Density Functional Theoretical Study on the Electronic Structure of Rh(2)O(7)(+) with Low Oxidation States

[Image: see text] Rh(2)O(n)(+) (n = 2–10) species are prepared by the reaction of the laser-ablated rhodium atoms with oxygen; furthermore, they are characterized by employing time-of-flight mass spectroscopy. To reveal the stable electronic structure, in this study, we performed the density functional theory calculations for the possible isomers of Rh(2)O(7)(+). A total of 29 geometries were obtained including cyclic Rh(2)O(3), cyclic Rh(2)O(2), and ring-opening structures with doublet, quartet, sextet, and octet states. It is noteworthy that no Rh–Rh bond was observed for all the optimized Rh(2)O(7)(+) isomers including oxides, peroxides, superoxides, and oxygen groups.

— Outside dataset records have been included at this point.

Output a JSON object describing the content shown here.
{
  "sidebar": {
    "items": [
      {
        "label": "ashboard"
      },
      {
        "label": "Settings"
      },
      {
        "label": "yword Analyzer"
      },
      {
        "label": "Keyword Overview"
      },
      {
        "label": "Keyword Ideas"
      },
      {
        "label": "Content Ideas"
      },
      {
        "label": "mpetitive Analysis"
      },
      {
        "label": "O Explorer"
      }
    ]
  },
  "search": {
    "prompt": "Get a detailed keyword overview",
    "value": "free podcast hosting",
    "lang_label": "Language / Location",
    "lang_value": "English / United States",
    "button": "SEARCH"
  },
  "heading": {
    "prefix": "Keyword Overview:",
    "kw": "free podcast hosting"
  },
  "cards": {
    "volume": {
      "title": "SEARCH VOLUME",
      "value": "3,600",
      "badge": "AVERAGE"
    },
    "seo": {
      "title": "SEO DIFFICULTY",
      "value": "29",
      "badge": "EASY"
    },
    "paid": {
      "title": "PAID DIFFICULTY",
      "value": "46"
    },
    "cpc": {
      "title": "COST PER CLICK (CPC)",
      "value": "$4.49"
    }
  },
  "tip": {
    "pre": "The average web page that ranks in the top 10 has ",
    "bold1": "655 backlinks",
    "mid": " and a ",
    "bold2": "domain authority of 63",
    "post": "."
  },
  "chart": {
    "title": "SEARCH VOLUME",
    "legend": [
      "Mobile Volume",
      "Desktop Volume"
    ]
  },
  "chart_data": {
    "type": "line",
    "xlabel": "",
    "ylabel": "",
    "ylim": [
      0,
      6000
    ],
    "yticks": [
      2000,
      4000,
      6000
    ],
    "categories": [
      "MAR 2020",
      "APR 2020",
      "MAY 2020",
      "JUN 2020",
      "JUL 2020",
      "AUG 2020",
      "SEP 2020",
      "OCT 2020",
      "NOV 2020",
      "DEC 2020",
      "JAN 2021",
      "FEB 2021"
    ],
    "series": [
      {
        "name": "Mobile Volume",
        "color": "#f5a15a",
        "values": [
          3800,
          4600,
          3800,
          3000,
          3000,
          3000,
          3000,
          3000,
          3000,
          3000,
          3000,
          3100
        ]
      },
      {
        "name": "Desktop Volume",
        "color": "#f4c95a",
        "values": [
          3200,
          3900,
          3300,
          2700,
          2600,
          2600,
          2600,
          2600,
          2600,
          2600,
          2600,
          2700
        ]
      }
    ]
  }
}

The optimized geometries were also confirmed to exhibit minimum structural energies by employing harmonic frequency analysis at the same energy level. Generally, two types of oxygen-bridged geometries were discovered with cyclic and pseudo-linear Rh(2)O(7)(+), which contained one or more than one O(2) groups. It is concluded that the cyclic structure comprises a lower energy than that observed in pseudo-linear structures. In addition, Rh(2)O(7)(+) tends to be unstable when the coordination groups change from O(2) to O(2)(–) unit. Finally, the localized orbital bonding analysis indicates that Rh has oxidation states of 1 or 2 in cyclic Rh(2)O(7)(+) structures; this is true even in the presence of O(2–), O(2)(–), and O(2)(2–) groups.